A new infographic report on Luxembourg caused uproar among social media users as foreign residents were represented by stereotypical foods. But were the foods the only problem?

A sardine for our Portuguese compatriots, a baguette for the French, and traditional Bouneschlupp for Luxembourgers... Undoubtedly stereotypical foods represent the country's different nationalities in the "10 Facts Sheet about the Grand Duchy."

The somewhat controversial fact sheet is the latest version of the infographics that have existed and been regularly updated since 2015. Previous editions highlighted various aspects of multi-faceted Luxembourg, and usually revolved around the letters that form the name of the country or around the letter X, which symbolises Luxembourg's shared signature and nation branding.

Graphisterie Générale is the graphics agency that was charged with this year's edition. The agency took a slightly different path and opted for the use of representative images to illustrate a handful of different themes, such as population, history, economy or culture.

The agency hoped to combine stylistic innovation with a very personal and moving touch that relaxes the "coldness of the statistics by creating a smile, an emotion, a memory."

Despite their best intentions, the agency came under fire on social media.

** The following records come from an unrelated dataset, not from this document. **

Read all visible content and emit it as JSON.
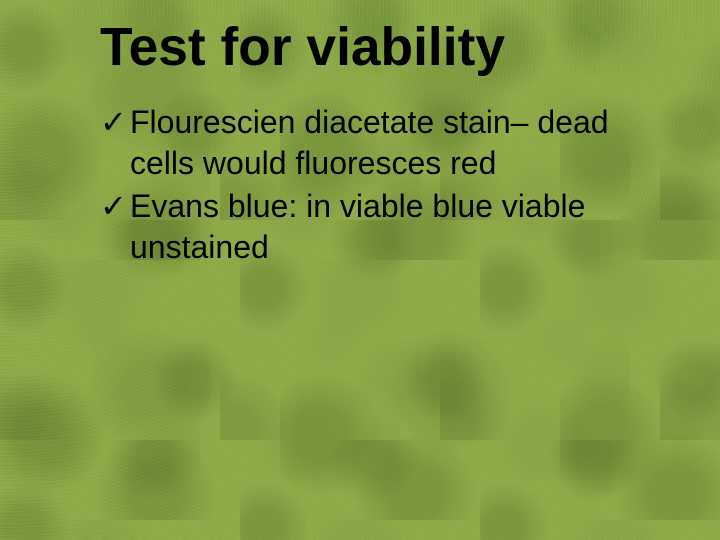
{
  "slide": {
    "background_color": "#8fa84f",
    "texture_dark": "#5a7330",
    "texture_light": "#a6c06a",
    "title": {
      "text": "Test for viability",
      "color": "#000000",
      "fontsize_pt": 40,
      "font_weight": "bold"
    },
    "bullets": {
      "marker": "✓",
      "color": "#000000",
      "fontsize_pt": 24,
      "items": [
        "Flourescien diacetate stain– dead cells would fluoresces red",
        "Evans blue: in viable blue viable unstained"
      ]
    }
  }
}
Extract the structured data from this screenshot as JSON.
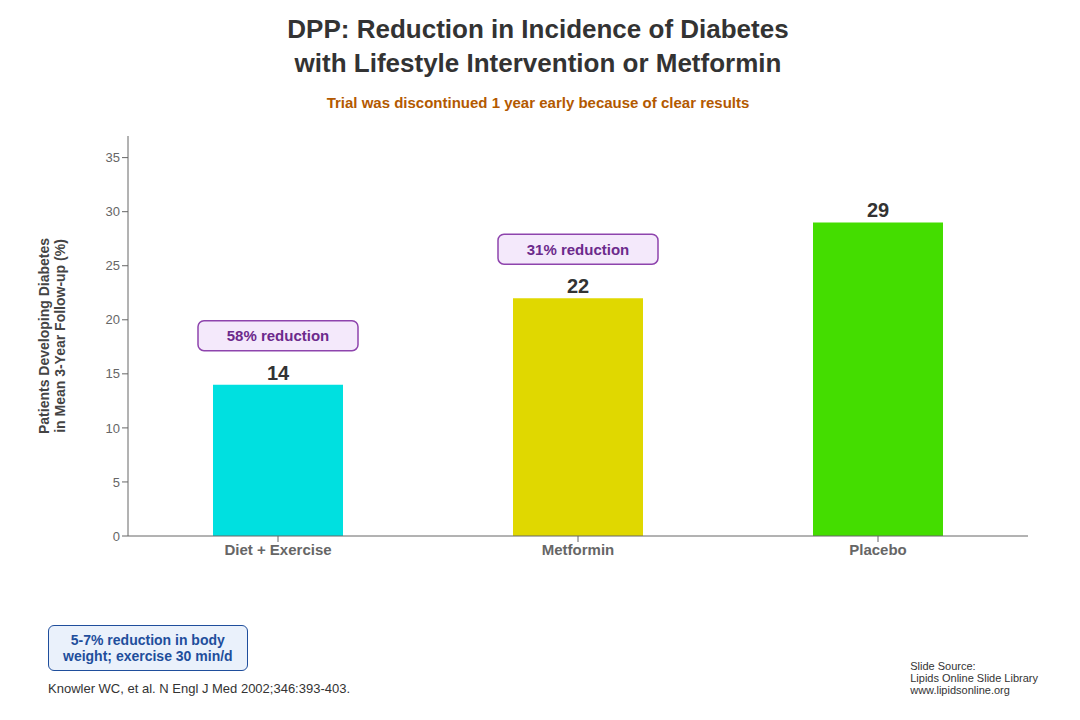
{
  "chart_data": {
    "type": "bar",
    "title": "DPP: Reduction in Incidence of Diabetes\nwith Lifestyle Intervention or Metformin",
    "categories": [
      "Diet + Exercise",
      "Metformin",
      "Placebo"
    ],
    "values": [
      14,
      22,
      29
    ],
    "colors": [
      "#00E0E0",
      "#E0D800",
      "#44DD00"
    ],
    "ylabel": "Patients Developing Diabetes\nin Mean 3-Year Follow-up (%)",
    "ylim": [
      0,
      37
    ],
    "yticks": [
      0,
      5,
      10,
      15,
      20,
      25,
      30,
      35
    ],
    "grid": false,
    "data_labels": true,
    "annotations": [
      "Trial was discontinued 1 year early because of clear results",
      "58% reduction",
      "31% reduction",
      "5-7% reduction in body\nweight; exercise 30 min/d",
      "Knowler WC, et al. N Engl J Med 2002;346:393-403.",
      "Slide Source:\nLipids Online Slide Library\nwww.lipidsonline.org"
    ]
  }
}
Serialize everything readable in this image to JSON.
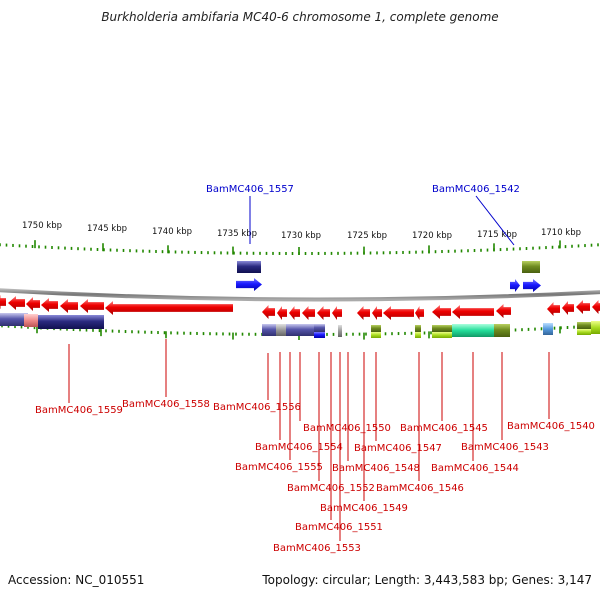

In reality, the selection of images is laden with outdated stereotypes. Rather than subtly engaging with the "current collective unconscious," the fact sheet perpetuates outworn cliches and views that belong to another era.

The agency's chief graphic designer stressed that there was never an intention to offend. Intended or not, the result is less offensive than it is overly simplistic not to say downright childish. The approach taken was just as basic as using using lipstick to symbolise women and a wrench to represent men. In-depth iconographic work should escape the narrow confines of standard image banks.

An old-school rotary phone ("+352"), a modem ("internet.lu"), opera glasses ("Grand Théâtre de la Ville"), a truly ancestral sewing machine ("arts and crafts")... The graphic designers' choice of images raises the question whether or not Luxembourg has already entered the 21st century. What makes matters worse is that this vintage theme is not even used consistently - modern objects such as a schoolboy's backpack also smuggled their way into the infographic.

The fact sheet is certainly full of surprises. How did an image of a work by artist Jeff Koons (the iconic balloon dog) come to symbolise the Mudam? The museum never had (and probably never will) this artwork in its collections. Then again, Luxembourg's National Museum of History and Art also does not possess an ancient Greek bust as the one depicted on the fact sheet.

The surprises continue. The airport billboard that illustrates Findel airport only displays delayed or cancelled flights to... Toronto, Sydney and New York. See the problem here?

These are the pitfalls of trying to find easily understandable symbols and "a universal representation." By oversimplifying matters, we divorce discourse from meaning and, in the worst case, are just simply wrong. At the end of the day, the idea may have been good but more research should have flowed into the project.